Moira Weir sees the problem in Hamilton County, where she is director of Job & Family services. “For many years we had about 200 kids available for adoption, now it’s up to 300,” she said. “We now have 321 more children today than three years ago in custody, and it’s really a direct a result of heroin. 

“These families are so traumatized,” she added. “To get clean and sober from heroin can take many, many years. We worry that kids will languish longer and longer in foster care which ultimately will result in needing to be adopted.”

The state has experienced a 19 percent increase in children in custody since 2009 — while state funding for child protection declined by 17 percent, Dulaney said.

PCSAO surveyed county human services agencies in 2015 in an effort to assess the extent to which opiates were a contributing factor. “What we found is 50 percent of the parents of those kids in 2015 were addicted to drugs, and of those parents, 57 percent were opiate-addicted,” Sausser said. “We keep saying we’re in a serious crisis here in Ohio.”

The increasing need for out-of-home placements is also adversely affecting caseworkers statewide.

“Our workforce we have today is extremely traumatized by these cases,” Sausser said. “They’re the first responder; they’re going into these homes, knocking on the doors. They’re entering oftentimes before law enforcement enters.

“They’re encountering parents who are overdosing,” she continued. “I know of a couple of situations where workers have gone into the home and have found toddlers who had just ingested heroin and had to call the squad to come out and revive toddlers.”

Employee burnout is a consequence. Sausser said it’s becoming harder to recruit social workers to work in child protection. “We’re seeing significant turnover among our counties across the state … So that’s another area of our system that’s hurting right now.”
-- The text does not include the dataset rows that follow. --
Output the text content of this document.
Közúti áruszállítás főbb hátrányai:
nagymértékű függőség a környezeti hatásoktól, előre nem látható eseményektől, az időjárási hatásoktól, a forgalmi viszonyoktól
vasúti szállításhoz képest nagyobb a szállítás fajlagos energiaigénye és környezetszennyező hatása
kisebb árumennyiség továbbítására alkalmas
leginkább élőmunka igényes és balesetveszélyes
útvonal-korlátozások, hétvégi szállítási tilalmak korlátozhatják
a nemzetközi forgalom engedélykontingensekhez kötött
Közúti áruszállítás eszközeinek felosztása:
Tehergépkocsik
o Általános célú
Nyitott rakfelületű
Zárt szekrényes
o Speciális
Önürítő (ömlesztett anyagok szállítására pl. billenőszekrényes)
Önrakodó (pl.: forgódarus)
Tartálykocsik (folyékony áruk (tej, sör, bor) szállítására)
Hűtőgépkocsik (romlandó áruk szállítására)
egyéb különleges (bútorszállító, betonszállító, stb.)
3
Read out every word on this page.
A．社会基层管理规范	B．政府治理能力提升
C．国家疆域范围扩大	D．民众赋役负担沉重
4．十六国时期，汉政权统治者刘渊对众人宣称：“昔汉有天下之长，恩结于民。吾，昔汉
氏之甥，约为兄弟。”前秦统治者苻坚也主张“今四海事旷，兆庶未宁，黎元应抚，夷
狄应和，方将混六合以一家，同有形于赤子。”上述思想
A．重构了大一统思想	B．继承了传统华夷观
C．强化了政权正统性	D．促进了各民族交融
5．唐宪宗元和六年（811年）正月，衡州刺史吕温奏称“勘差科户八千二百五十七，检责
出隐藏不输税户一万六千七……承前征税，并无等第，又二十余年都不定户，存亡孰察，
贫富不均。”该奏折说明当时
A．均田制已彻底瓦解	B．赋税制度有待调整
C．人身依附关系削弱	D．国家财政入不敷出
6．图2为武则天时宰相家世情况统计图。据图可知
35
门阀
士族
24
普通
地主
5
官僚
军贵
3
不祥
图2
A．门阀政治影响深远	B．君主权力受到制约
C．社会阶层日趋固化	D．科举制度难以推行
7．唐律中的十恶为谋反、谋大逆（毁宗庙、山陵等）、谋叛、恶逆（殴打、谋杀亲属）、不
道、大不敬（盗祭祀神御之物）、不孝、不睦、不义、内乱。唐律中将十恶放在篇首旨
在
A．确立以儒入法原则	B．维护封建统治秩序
Dulaney said CCAO will make a “big push” during the 2017 state legislative session for funding in the next biennial budget for child protective services. “We need a stronger partnership with the state in that area.”

Sausser added, “Our state has done a lot around the treatment side, trying to expand treatment options for people addicted. They’ve done a lot around the law enforcement side. They’ve done tons of work to try to limit prescribing behaviors, but what hasn’t happened is focusing on the kids that get impacted by this epidemic and what happens to them.”